The separate components should be fundraising costs for donations and legacies, fundraising trading costs and investment management costs, it said.

It argued that the charity overview section on expenditure on the Charity Commission website should be split into the same categories.

The regulator added that current reported fundraising costs are “skewed by the inclusion of trading costs and investment management costs”, with its suggested three components representing “very different activities distinct from each other”.

“The transparency and accessibility of information on fundraising expenditure is vital for effective data analysis and the Fundraising Regulator’s collection of the annual levy fee,” it said.

“The ability to identify levy payers and other fundraising organisations in a timely and accurate manner underpins the effective delivery and responsiveness of our regulation.

“This includes protecting the public from harm and fostering trust in charitable fundraising, increasing the likelihood that people will give to good causes.”

Changes could save regulator £40,000 a year

The regulator said “more granularity” on fundraising expenditure and its parts would help streamline its own work and save tens of thousands of pounds.

Currently, it manually reviews around 11,000 sets of accounts to determine the correct levy fee for each charity.

It said it is “forced to manually examine the notes of every set of accounts because annual return data doesn’t provide a separate and reliable figure for fundraising expenditure for donations and legacies”. 

“Requiring charities to separately identify the three components of fundraising expenditure on the SOFA would save the Fundraising Regulator approximately £40,000 in staff costs each year,” it said.  

If the extra expenditure breakdown was used in the summary data return, the regulator could use this information rather than reviewing the PDFs of submitted annual accounts for its levy calculation.
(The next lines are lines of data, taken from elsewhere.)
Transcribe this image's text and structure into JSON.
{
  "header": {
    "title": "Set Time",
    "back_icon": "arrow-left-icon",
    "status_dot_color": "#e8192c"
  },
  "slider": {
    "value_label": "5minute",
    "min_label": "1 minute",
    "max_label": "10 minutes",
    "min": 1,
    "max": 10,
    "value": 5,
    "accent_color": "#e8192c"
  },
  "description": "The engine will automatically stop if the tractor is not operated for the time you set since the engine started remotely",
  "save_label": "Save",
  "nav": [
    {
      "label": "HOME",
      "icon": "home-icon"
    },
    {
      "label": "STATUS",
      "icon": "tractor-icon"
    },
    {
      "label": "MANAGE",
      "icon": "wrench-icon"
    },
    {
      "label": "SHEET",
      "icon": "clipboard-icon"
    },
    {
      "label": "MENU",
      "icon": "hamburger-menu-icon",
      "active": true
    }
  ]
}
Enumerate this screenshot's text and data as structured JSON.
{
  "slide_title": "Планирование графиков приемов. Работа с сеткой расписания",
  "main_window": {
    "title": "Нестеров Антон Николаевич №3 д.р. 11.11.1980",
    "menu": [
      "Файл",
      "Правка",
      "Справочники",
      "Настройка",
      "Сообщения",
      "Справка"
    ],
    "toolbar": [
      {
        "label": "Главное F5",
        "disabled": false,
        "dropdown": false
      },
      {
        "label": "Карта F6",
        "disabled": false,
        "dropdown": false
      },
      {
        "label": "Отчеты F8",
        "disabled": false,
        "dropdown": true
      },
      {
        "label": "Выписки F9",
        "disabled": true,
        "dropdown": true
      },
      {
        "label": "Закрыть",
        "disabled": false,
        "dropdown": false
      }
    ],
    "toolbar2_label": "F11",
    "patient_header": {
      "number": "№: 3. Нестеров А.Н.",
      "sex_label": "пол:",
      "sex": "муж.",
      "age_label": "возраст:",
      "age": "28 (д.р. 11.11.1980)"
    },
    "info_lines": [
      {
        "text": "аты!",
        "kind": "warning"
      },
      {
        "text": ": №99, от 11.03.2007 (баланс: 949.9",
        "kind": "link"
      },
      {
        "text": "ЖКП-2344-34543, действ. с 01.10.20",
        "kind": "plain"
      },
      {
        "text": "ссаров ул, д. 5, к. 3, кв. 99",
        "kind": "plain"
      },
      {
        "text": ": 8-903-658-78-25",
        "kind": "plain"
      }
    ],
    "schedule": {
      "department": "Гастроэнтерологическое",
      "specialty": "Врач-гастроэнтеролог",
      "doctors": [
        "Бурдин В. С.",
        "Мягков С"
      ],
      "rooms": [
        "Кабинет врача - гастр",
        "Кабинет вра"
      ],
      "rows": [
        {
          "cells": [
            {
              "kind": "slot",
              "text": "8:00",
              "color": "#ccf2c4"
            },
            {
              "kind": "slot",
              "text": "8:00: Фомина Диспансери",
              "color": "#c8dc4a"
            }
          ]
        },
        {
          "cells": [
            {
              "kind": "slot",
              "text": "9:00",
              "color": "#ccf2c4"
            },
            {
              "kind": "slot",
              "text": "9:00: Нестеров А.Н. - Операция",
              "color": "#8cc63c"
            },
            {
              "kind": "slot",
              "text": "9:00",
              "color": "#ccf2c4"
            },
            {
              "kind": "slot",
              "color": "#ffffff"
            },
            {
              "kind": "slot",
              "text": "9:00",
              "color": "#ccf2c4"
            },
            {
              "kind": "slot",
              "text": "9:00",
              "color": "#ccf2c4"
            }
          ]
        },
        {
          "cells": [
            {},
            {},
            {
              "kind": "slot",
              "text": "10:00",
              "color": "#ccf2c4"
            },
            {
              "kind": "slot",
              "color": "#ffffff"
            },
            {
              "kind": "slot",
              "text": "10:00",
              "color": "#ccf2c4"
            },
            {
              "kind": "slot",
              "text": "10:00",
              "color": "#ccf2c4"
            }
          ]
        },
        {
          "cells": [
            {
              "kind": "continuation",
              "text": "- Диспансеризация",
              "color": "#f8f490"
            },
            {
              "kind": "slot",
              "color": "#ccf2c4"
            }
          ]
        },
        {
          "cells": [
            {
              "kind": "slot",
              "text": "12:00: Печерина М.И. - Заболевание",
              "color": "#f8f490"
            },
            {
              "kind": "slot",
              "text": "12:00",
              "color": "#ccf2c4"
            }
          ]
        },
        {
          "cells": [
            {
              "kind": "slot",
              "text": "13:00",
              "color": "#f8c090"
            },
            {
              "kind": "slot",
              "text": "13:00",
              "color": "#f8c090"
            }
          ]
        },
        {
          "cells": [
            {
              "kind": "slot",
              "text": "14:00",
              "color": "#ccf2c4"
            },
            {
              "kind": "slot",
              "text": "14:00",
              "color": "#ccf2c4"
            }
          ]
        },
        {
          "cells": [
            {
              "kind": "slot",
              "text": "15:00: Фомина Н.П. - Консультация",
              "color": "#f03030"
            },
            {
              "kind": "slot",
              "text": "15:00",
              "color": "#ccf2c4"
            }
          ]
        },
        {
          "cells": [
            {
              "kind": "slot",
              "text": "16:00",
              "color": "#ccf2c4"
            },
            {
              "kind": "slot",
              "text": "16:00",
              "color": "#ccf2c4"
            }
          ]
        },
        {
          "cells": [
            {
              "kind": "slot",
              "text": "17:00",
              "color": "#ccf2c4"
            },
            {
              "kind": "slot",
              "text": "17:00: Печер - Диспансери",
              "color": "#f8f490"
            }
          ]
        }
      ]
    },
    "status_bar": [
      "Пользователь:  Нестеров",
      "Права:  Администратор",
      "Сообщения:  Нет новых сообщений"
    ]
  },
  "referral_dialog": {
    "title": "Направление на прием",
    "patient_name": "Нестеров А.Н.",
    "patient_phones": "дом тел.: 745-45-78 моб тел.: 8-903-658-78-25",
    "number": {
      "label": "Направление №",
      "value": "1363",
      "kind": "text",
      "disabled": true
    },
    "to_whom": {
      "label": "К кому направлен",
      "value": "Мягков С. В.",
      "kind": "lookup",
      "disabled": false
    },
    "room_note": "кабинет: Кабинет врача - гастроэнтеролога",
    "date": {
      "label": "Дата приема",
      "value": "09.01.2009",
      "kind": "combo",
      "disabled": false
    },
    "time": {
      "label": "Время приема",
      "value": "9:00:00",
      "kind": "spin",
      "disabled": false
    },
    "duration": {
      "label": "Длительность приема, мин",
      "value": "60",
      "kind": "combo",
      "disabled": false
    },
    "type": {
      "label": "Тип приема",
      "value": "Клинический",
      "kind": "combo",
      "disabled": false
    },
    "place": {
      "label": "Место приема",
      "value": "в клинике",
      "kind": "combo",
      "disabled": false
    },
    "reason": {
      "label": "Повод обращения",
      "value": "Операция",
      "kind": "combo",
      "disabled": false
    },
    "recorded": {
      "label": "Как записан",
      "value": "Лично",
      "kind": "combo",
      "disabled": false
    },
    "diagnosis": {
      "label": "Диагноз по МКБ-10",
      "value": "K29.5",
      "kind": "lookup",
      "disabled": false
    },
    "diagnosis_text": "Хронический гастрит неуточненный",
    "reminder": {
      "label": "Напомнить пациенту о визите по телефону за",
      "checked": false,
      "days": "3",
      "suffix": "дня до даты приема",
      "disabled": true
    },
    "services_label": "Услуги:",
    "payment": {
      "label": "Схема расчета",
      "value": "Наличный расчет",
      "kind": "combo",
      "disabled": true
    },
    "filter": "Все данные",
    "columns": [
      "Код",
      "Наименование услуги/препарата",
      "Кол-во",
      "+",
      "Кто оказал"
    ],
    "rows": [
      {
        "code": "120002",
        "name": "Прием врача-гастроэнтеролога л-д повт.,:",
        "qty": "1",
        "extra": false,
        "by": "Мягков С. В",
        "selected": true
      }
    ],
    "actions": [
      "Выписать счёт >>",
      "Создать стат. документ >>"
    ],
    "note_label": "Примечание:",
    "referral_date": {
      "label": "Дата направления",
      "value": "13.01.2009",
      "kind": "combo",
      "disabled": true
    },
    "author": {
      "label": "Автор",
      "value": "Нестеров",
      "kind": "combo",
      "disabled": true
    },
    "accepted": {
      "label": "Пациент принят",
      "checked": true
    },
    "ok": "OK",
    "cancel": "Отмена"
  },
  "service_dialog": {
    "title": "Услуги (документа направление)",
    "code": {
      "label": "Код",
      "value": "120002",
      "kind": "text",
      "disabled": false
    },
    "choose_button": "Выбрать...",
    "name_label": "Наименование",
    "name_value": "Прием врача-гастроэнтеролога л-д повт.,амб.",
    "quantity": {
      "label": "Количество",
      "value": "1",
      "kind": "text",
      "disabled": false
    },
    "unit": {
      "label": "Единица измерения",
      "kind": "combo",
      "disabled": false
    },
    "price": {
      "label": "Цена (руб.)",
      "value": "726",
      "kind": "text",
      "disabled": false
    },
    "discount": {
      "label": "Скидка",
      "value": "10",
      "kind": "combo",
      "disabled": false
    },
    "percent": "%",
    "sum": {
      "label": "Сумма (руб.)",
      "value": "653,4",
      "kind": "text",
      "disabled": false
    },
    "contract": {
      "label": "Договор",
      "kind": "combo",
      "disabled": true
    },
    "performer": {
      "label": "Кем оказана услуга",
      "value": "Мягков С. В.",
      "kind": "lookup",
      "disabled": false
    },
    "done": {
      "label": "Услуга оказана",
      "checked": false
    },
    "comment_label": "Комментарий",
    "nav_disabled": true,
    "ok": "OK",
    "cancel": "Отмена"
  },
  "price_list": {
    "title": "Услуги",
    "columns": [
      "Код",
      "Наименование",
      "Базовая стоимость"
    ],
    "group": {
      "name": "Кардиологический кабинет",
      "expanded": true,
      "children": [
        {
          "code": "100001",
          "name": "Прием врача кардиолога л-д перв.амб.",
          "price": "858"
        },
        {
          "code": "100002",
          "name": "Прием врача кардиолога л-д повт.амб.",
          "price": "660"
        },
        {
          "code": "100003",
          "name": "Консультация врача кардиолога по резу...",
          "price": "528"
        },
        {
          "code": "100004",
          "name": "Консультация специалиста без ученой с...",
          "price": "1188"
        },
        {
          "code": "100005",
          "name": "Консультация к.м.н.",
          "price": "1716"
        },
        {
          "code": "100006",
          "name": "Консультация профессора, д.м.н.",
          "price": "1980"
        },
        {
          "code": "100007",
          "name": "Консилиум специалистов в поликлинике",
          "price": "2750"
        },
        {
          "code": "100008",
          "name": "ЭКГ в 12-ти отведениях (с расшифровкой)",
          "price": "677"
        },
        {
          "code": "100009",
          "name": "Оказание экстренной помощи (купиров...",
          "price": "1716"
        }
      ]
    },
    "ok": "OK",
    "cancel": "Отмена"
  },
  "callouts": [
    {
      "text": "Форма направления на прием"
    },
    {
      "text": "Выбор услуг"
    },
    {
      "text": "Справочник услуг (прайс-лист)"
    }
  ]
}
“There’s also a more public-facing benefit to separately identifying the three components of fundraising expenditure on the SOFA,” it added.

“Readers of accounts, including donors, potential donors, or service users, could more easily see the real costs of a charity’s fundraising without needing to refer to the accompanying notes. 

“They’d have a better view of how much income costs to raise and understand how it contributes to the money being spent on charitable activities.”